If your mechanic lost money every time he found a problem with your car would you trust him to check your breaks? Of course you wouldn’t. That’s why your mechanic is paid by your car insurance. Now Moe doesn’t have to balance his beer money against the chances you don’t make it home for meat loaf.
How would you feel if your doctor had to personally pay for your treatment every time she found a problem? Need a discectomy to relieve crippling back pain? Well surgical facilities are expensive and Doc is going to have to take out a second mortgage. As Doc’s patient, are you concerned? You shouldn’t be as long as Doc doesn’t care about money.
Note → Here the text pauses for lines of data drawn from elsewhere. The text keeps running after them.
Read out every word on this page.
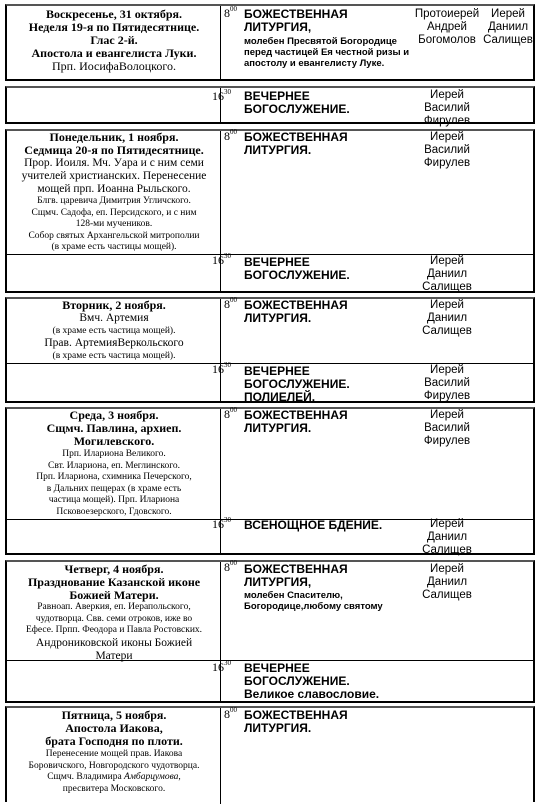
Воскресенье, 31 октября.
Неделя 19-я по Пятидесятнице.
Глас 2-й.
Апостола и евангелиста Луки.
Прп. ИосифаВолоцкого.
$8^{00}$ БОЖЕСТВЕННАЯ
ЛИТУРГИЯ,
молебен Пресвятой Богородице
перед частицей Ея честной ризы и
апостолу и евангелисту Луке.
Протоиерей
Андрей
Богомолов
Иерей
Даниил
Салищев
$16^{30}$ ВЕЧЕРНЕЕ
БОГОСЛУЖЕНИЕ.
Иерей
Василий
Фирулев
Понедельник, 1 ноября.
Седмица 20-я по Пятидесятнице.
Прор. Иоиля. Мч. Уара и с ним семи
учителей христианских. Перенесение
мощей прп. Иоанна Рыльского.
Блгв. царевича Димитрия Угличского.
Сщмч. Садофа, еп. Персидского, и с ним
128-ми мучеников.
Собор святых Архангельской митрополии
(в храме есть частицы мощей).
$8^{00}$ БОЖЕСТВЕННАЯ
ЛИТУРГИЯ.
Иерей
Василий
Фирулев
$16^{30}$ ВЕЧЕРНЕЕ
БОГОСЛУЖЕНИЕ.
Иерей
Даниил
Салищев
Вторник, 2 ноября.
Вмч. Артемия
(в храме есть частица мощей).
Прав. АртемияВеркольского
(в храме есть частица мощей).
$8^{00}$ БОЖЕСТВЕННАЯ
ЛИТУРГИЯ.
Иерей
Даниил
Салищев
$16^{30}$ ВЕЧЕРНЕЕ
БОГОСЛУЖЕНИЕ.
ПОЛИЕЛЕЙ.
Иерей
Василий
Фирулев
Среда, 3 ноября.
Сщмч. Павлина, архиеп.
Могилевского.
Прп. Илариона Великого.
Свт. Илариона, еп. Меглинского.
Прп. Илариона, схимника Печерского,
в Дальних пещерах (в храме есть
частица мощей). Прп. Илариона
Псковоезерского, Гдовского.
$8^{00}$ БОЖЕСТВЕННАЯ
ЛИТУРГИЯ.
Иерей
Василий
Фирулев
$16^{30}$ ВСЕНОЩНОЕ БДЕНИЕ.	Иерей
Даниил
Салищев
Четверг, 4 ноября.
Празднование Казанской иконе
Божией Матери.
Равноап. Аверкия, еп. Иерапольского,
чудотворца. Свв. семи отроков, иже во
Ефесе. Прпп. Феодора и Павла Ростовских.
Андрониковской иконы Божией
Матери
$8^{00}$ БОЖЕСТВЕННАЯ
ЛИТУРГИЯ,
молебен Спасителю,
Богородице,любому святому
Иерей
Даниил
Салищев
$16^{30}$ ВЕЧЕРНЕЕ
БОГОСЛУЖЕНИЕ.
Великое славословие.
Пятница, 5 ноября.
Апостола Иакова,
брата Господня по плоти.
Перенесение мощей прав. Иакова
Боровичского, Новгородского чудотворца.
Сщмч. Владимира Амбарцумова,
пресвитера Московского.
$8^{00}$ БОЖЕСТВЕННАЯ
ЛИТУРГИЯ.
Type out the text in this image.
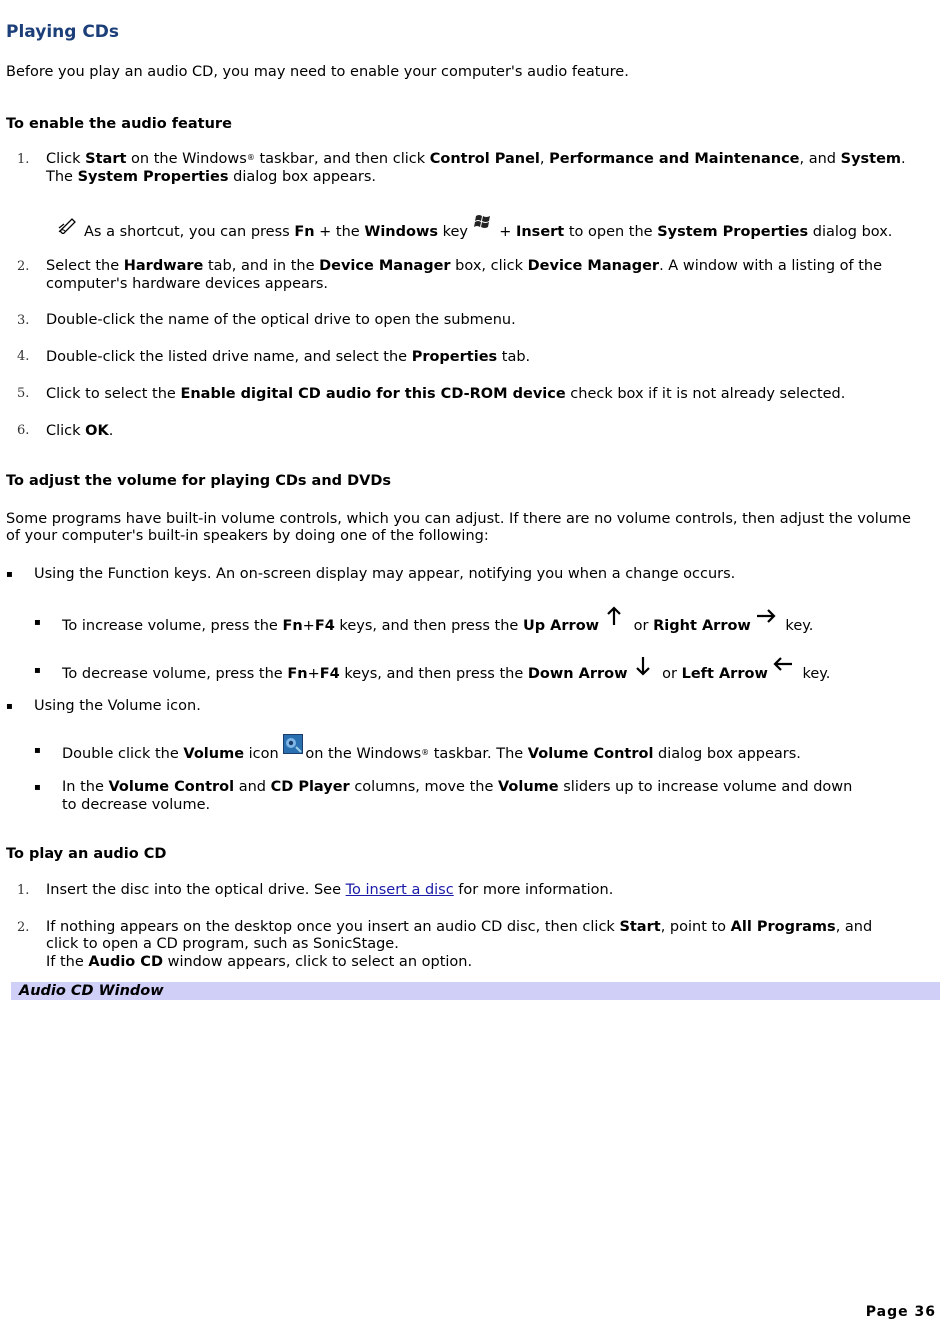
Playing CDs
Before you play an audio CD, you may need to enable your computer's audio feature.
To enable the audio feature
1. Click Start on the Windows® taskbar, and then click Control Panel, Performance and Maintenance, and System.
The System Properties dialog box appears.
As a shortcut, you can press Fn + the Windows key  + Insert to open the System Properties dialog box.
2. Select the Hardware tab, and in the Device Manager box, click Device Manager. A window with a listing of the
computer's hardware devices appears.
3. Double-click the name of the optical drive to open the submenu.
4. Double-click the listed drive name, and select the Properties tab.
5. Click to select the Enable digital CD audio for this CD-ROM device check box if it is not already selected.
6. Click OK.
To adjust the volume for playing CDs and DVDs
Some programs have built-in volume controls, which you can adjust. If there are no volume controls, then adjust the volume
of your computer's built-in speakers by doing one of the following:
▪ Using the Function keys. An on-screen display may appear, notifying you when a change occurs.
▪ To increase volume, press the Fn+F4 keys, and then press the Up Arrow or Right Arrow key.
▪ To decrease volume, press the Fn+F4 keys, and then press the Down Arrow or Left Arrow key.
▪ Using the Volume icon.
▪ Double click the Volume icon on the Windows® taskbar. The Volume Control dialog box appears.
▪ In the Volume Control and CD Player columns, move the Volume sliders up to increase volume and down
to decrease volume.
To play an audio CD
1. Insert the disc into the optical drive. See To insert a disc for more information.
2. If nothing appears on the desktop once you insert an audio CD disc, then click Start, point to All Programs, and
click to open a CD program, such as SonicStage.
If the Audio CD window appears, click to select an option.
Audio CD Window
Page 36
But if she does, you may find yourself in crippling pain for longer than you would like while she makes the numbers work.
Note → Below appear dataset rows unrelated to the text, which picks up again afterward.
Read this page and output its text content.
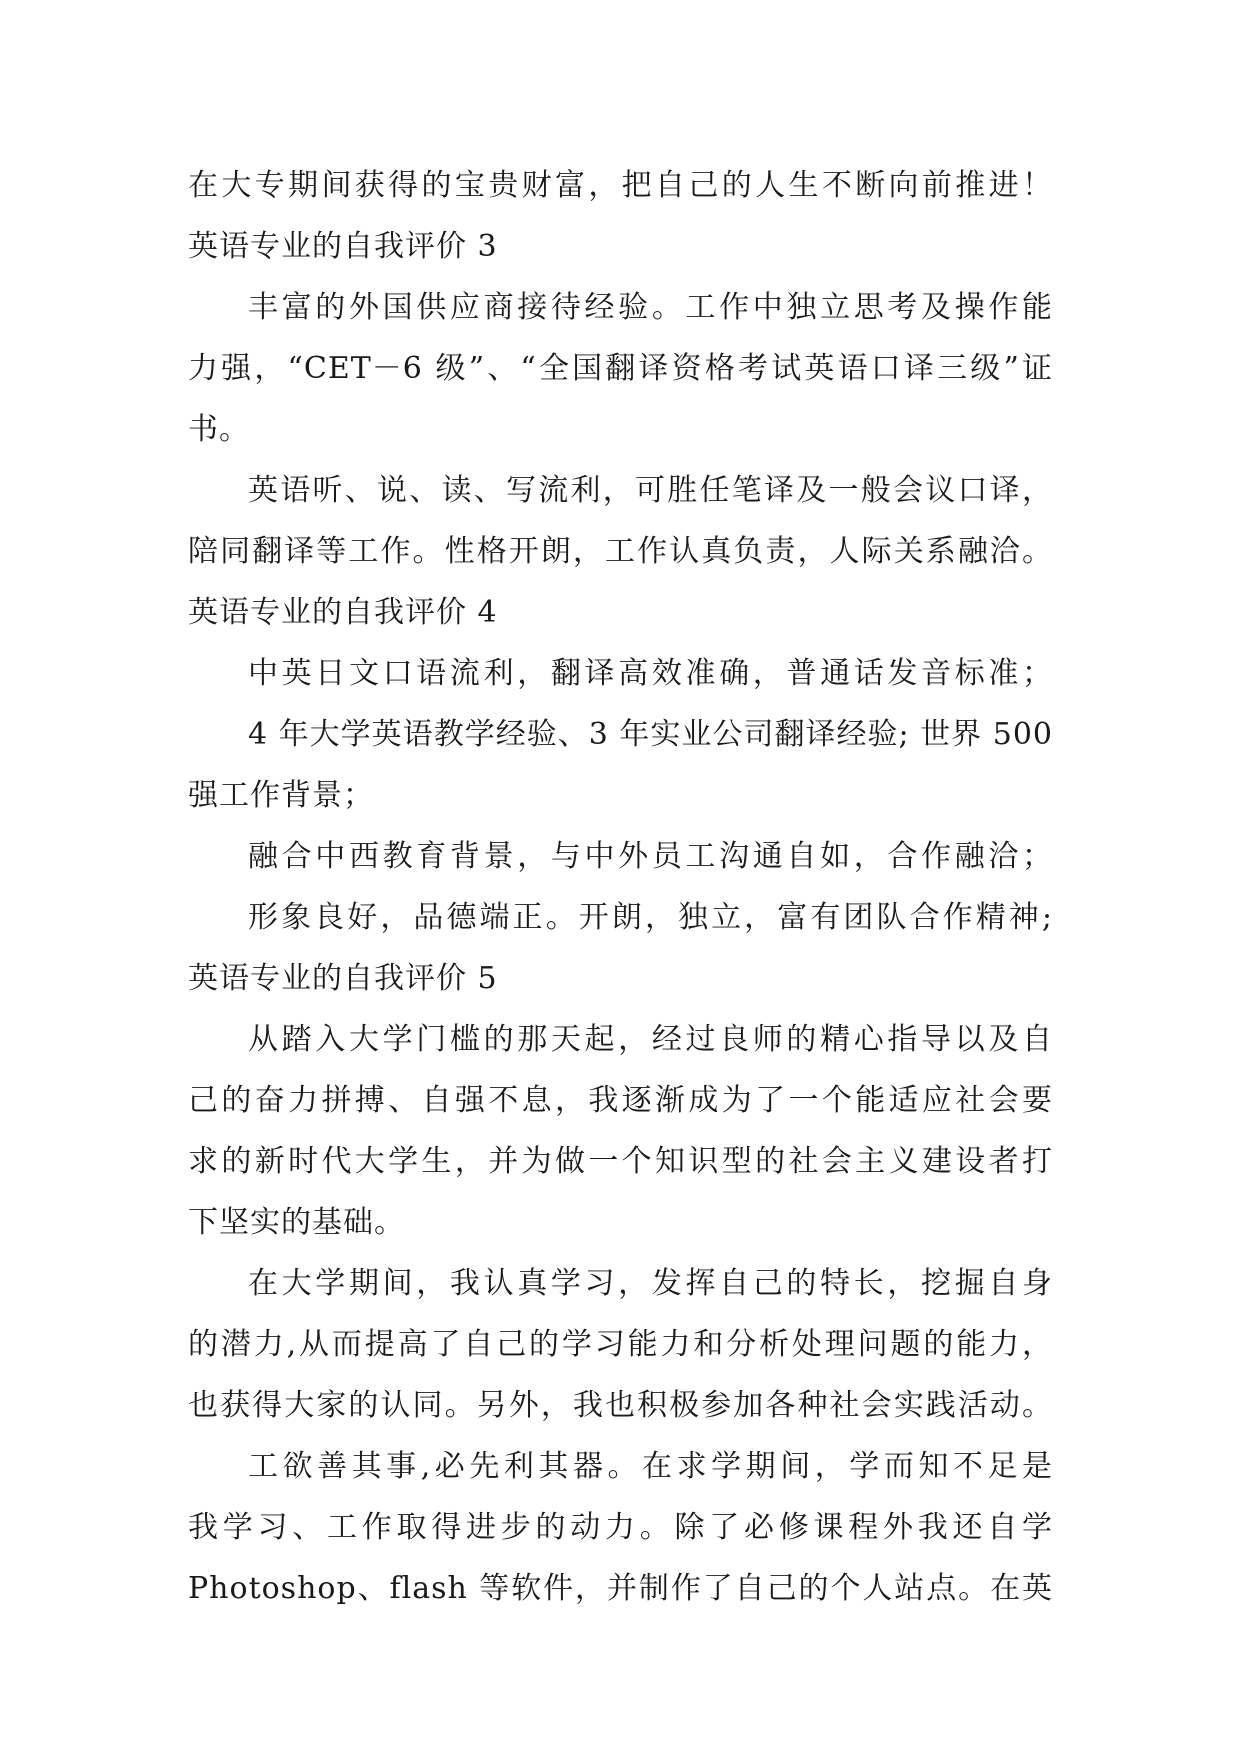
在大专期间获得的宝贵财富，把自己的人生不断向前推进！
英语专业的自我评价 3
丰富的外国供应商接待经验。工作中独立思考及操作能
力强，“CET－6 级”、“全国翻译资格考试英语口译三级”证
书。
英语听、说、读、写流利，可胜任笔译及一般会议口译，
陪同翻译等工作。性格开朗，工作认真负责，人际关系融洽。
英语专业的自我评价 4
中英日文口语流利，翻译高效准确，普通话发音标准；
4 年大学英语教学经验、3 年实业公司翻译经验; 世界 500
强工作背景；
融合中西教育背景，与中外员工沟通自如，合作融洽；
形象良好，品德端正。开朗，独立，富有团队合作精神;
英语专业的自我评价 5
从踏入大学门槛的那天起，经过良师的精心指导以及自
己的奋力拼搏、自强不息，我逐渐成为了一个能适应社会要
求的新时代大学生，并为做一个知识型的社会主义建设者打
下坚实的基础。
在大学期间，我认真学习，发挥自己的特长，挖掘自身
的潜力,从而提高了自己的学习能力和分析处理问题的能力，
也获得大家的认同。另外，我也积极参加各种社会实践活动。
工欲善其事,必先利其器。在求学期间，学而知不足是
我学习、工作取得进步的动力。除了必修课程外我还自学
Photoshop、flash 等软件，并制作了自己的个人站点。在英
That’s the problem with Kaiser. Kaiser decides what is wrong with you. But Kaiser also has to pay for the treatment for the conditions your doctors find. Now Moe has to think long and hard about whether new break pads are worth skipping the 7 p.m. pale ale pitcher with the boys.
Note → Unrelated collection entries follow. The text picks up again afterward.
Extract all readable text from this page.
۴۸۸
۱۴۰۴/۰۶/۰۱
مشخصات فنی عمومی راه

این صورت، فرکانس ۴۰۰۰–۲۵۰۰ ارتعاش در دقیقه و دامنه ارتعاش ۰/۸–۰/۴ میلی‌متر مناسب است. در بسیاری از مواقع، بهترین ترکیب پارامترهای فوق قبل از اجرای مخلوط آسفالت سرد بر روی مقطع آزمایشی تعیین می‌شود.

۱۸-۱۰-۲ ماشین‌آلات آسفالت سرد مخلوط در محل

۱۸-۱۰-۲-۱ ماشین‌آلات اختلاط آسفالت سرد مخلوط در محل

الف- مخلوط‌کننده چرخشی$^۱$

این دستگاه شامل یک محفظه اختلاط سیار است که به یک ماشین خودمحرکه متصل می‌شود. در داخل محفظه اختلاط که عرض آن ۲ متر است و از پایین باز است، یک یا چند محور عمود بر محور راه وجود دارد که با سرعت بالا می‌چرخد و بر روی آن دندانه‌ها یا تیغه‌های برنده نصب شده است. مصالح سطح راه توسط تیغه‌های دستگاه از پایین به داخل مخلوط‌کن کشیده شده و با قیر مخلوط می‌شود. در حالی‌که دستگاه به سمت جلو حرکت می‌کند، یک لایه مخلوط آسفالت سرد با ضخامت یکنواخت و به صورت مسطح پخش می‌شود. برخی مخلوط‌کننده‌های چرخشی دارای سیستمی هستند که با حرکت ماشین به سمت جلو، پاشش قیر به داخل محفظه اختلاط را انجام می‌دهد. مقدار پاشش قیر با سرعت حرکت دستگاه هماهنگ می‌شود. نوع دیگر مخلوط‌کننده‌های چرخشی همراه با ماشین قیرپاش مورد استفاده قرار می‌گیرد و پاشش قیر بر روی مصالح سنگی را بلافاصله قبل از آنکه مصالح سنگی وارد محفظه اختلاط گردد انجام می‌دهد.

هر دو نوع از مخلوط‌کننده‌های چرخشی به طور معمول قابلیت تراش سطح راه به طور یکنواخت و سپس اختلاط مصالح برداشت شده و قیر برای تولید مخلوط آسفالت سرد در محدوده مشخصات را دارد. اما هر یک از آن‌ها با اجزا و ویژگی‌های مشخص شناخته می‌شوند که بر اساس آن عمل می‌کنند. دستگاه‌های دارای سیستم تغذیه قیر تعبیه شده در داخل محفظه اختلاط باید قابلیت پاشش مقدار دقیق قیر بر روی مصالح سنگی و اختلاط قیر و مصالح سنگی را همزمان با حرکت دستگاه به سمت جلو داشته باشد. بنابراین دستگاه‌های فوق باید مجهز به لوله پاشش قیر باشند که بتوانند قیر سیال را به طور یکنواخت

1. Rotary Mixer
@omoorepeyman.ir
How did we get here? Kaiser’s system is known as an “HMO”, or health maintenance organization. An HMO is an insurance group that provides medical services for a fixed annual fee. Kaiser’s system is different from a traditional arrangement where your health insurance is a different company altogether from your treating doctor, who instead submits the bills on your behalf to the insurance company.
Comparatively, with Kaiser, the treating doctors are with subsidiaries of the same corporate structure as the insurance company itself. Thus, when your Kaiser doctor finds a problem that requires expenses to be treated, it is Kaiser that will cover those expenses. The fact that HMO consumers pay fixed premiums does not cure the inherent conflict of interest of trusting the diagnosis and treatment of your health problems to the same company that will pay for the treatment.
Pay attention the next time Kaiser sends you to “group physical therapy” where you are lectured on posture with a group of strangers instead of providing you an immediate 1 on 1 session with a physical therapist. Is this decision in your best interests, or Kaiser’s?